Tuesday, July 26, 2011

Purity vs Practicality Issue on Ballot Measures

What if a ballot measure accomplishes something that you believe, but in the process reaffirms an existing regulation that you find odious, but at least doesn't make it worse? Do you support it? This is my quandary with the proposed ballot initiative I regretted signing in yesterday's post regarding Prohibits Political Contributions by Payroll Deductions initiative. Here is what Richard Rider, taxfighter extraordinaire, had to say on my cross-post in the sdrostra comments:

In particular I disagree on the “payroll deduction” prop’s analysis. B-Daddy is concerned about 1st Amendment issues hobbling corporations and unions funding favored candidates.

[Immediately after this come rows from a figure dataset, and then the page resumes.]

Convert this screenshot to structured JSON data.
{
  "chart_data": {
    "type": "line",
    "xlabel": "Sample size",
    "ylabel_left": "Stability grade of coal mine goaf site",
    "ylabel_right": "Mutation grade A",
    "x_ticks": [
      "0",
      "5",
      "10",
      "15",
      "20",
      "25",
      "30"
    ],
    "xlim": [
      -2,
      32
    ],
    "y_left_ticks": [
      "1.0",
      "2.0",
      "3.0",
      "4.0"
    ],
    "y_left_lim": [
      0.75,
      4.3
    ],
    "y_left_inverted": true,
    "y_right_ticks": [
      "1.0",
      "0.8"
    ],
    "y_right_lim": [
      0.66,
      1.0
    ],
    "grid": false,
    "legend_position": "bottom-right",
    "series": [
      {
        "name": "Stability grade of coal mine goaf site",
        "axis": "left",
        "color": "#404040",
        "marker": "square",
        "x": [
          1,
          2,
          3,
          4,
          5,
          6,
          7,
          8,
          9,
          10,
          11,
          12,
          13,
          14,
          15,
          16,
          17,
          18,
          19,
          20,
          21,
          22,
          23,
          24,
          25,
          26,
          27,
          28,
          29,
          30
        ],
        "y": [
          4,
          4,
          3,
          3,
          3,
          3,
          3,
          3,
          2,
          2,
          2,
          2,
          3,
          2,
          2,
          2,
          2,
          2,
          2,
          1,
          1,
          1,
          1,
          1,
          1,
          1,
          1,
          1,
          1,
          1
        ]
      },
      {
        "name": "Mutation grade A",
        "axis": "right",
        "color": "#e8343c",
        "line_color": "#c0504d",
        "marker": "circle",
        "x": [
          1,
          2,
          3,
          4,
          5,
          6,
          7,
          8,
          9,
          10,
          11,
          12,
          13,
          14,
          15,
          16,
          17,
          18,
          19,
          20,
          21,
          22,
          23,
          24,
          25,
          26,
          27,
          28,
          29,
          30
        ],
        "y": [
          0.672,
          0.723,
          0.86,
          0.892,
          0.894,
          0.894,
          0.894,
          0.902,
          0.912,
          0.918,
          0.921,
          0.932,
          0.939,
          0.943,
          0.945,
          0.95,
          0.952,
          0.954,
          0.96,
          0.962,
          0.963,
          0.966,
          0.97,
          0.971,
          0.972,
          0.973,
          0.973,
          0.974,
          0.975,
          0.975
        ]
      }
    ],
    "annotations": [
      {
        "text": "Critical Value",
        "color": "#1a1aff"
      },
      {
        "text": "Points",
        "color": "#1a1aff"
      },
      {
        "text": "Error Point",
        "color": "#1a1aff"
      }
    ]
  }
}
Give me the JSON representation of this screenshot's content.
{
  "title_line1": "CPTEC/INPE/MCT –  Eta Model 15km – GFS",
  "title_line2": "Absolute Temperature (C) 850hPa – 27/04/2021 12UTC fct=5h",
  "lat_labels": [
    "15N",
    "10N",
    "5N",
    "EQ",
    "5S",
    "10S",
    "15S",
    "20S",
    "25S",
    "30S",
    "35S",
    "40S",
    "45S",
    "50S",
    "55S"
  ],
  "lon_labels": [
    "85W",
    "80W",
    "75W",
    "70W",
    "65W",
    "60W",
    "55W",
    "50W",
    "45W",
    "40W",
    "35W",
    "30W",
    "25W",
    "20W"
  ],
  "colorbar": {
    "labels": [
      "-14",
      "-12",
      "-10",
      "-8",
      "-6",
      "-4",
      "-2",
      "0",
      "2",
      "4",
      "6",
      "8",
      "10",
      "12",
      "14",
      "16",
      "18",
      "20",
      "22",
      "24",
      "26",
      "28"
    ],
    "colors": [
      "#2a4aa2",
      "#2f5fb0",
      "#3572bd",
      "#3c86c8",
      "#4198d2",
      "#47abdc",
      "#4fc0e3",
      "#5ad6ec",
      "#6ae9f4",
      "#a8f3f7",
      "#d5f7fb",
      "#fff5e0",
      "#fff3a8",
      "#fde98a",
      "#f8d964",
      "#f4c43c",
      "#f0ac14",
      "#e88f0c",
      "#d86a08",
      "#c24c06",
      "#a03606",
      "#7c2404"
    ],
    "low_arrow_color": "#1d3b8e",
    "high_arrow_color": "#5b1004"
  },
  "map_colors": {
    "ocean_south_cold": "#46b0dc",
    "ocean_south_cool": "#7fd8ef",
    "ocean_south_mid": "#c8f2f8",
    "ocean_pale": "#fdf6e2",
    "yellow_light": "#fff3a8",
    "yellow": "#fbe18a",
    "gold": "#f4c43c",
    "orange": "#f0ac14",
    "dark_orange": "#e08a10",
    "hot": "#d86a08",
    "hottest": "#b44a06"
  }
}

But in reality — if the measure passes – both unions and corporations are still free to give money to IE (Independent Expenditure) campaigns to support or oppose candidates — as long as these funds are not run or influenced by the candidates.

I’m no expert in this area, but I believe unions are CURRENTLY denied the ability to DIRECTLY give money to candidates. I think that currently corporations can directly fund state candidates, but are often prohibited from funding local candidates for office.
Richard makes some great points. At least I have fewer regrets signing the petition. The purist in me wants to say, tough, I don't support any of these limits and believe that sunshine is the best anticeptic. Unions and corporations should be allowed to contribute but it should be made public. But the realist looks for advancing our goals, without betraying core principles. The question is does support for such an initiative betray core principles. I look forward to reading your opinion in the comments.